Temporal heterogeneity in aerosol characteristics and the resulting radiative impact at a tropical coastal station -Part 1: Microphysical and optical properties

Abstract: . In Part 1 of this two-part paper, we present the results of extensive and collocated measurements of the columnar and near-surface (in the well mixed region) properties of atmospheric aerosol particles at a tropical coastal location, Trivandrum (8.55° N; 76.97° E), located close to the southwest tip of Indian peninsula. These are used to evolve average, climatological pictures of the optical and microphysical properties and to delineate the distinct changes associated with the contrasting monsoon seasons as well as the transition from one season to the other. Our observations show a dramatic change in the columnar aerosol optical depth (AOD) spectra, being steep during winter monsoon season (WMS, months of December through March) and becoming quite flat during summer monsoon season (SMS, June through September).
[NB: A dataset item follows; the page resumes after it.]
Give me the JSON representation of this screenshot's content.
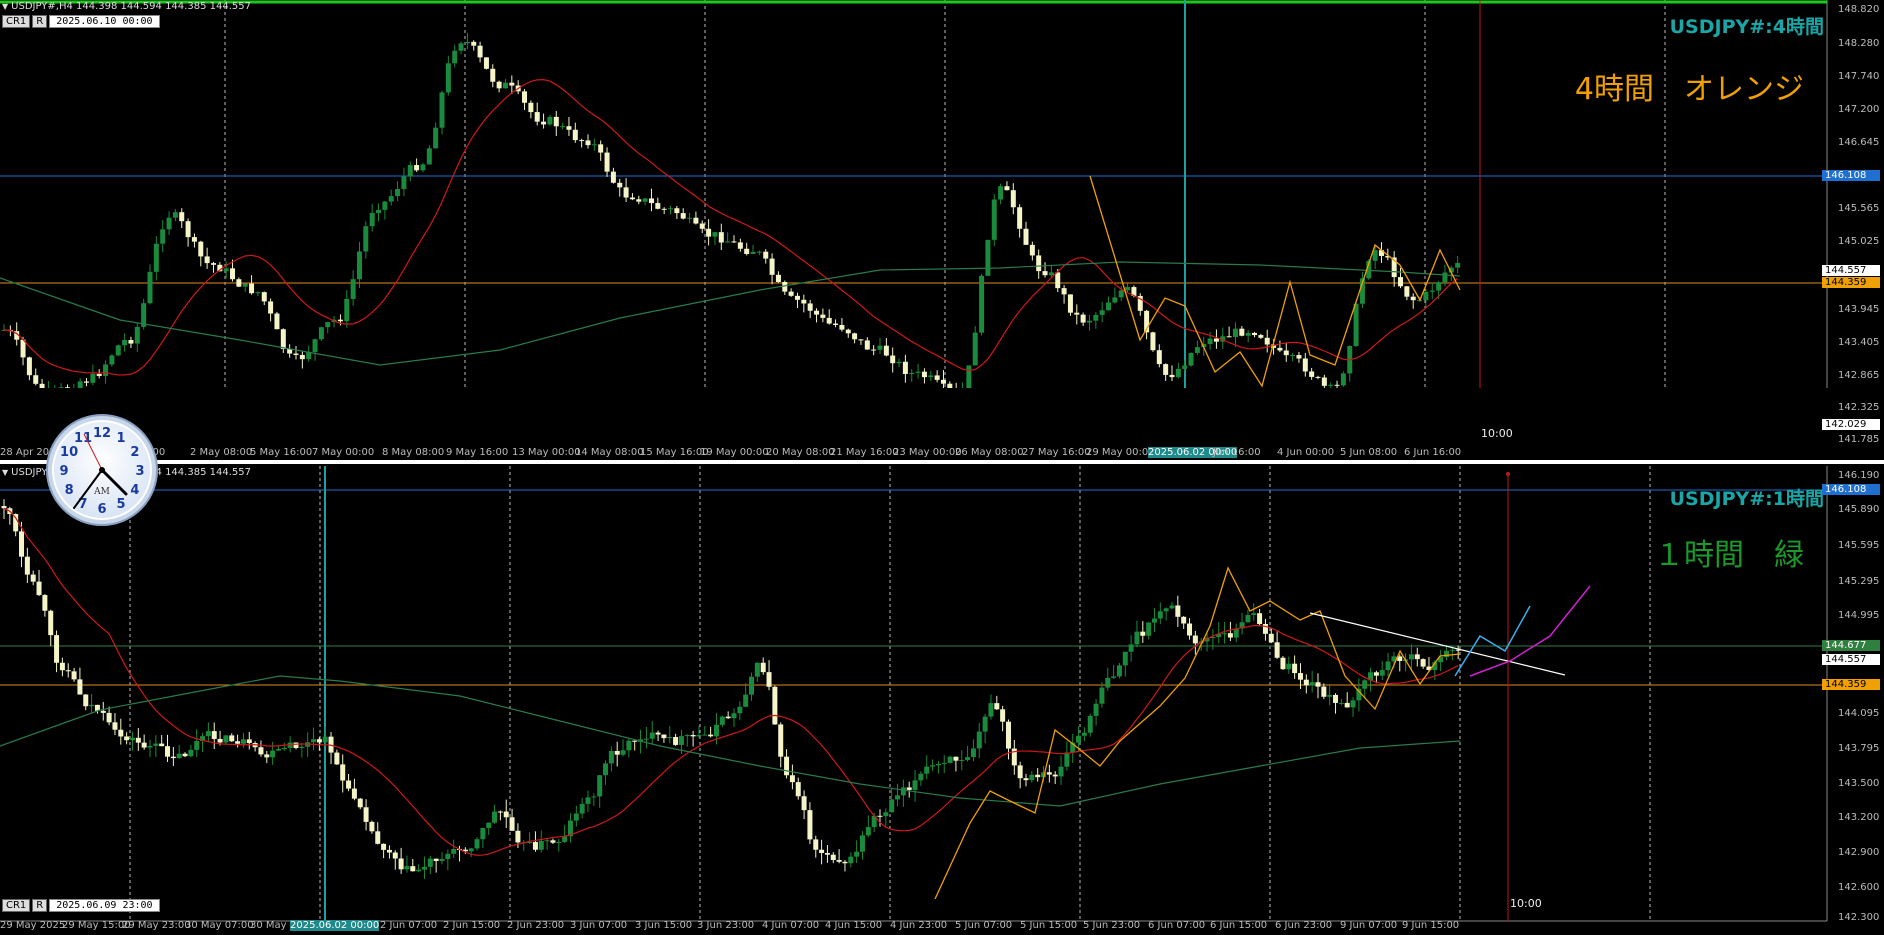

The derived Angstrom exponent (α) decreases from a mean value of 1.1±0.03 in WMS to 0.32±0.02 in SMS, signifying a change in columnar aerosol size spectrum from an accumulation mode dominance in WMS to a coarse mode dominance in SMS. The composite aerosols near the surface follow suit with the share of the accumulation mode to the total mass concentration decreasing from ~70% to 34% from WMS to SMS. The overall mass burden also decreases in tandem. The changes in α are well correlated to those in the accumulation fraction of the mass concentration. Long-term measurements of the concentration of aerosol black carbon (BC), show prominent annual variations, with its mean value decreasing from as high as 6 μg m−3 in WMS to 2 μg m−3 in SMS. Correspondingly, its mass mixing ratio to the composite aerosols comes down from 11% to 4%. The changes in AOD and α are significantly positively correlated to those of BC concentration. The columnar properties are, in general well associated with the features near the surface. The implications of these changes to the optical properties and single scattering albedo and the resulting impact on direct radiative forcing are examined in the companion paper (Part 2).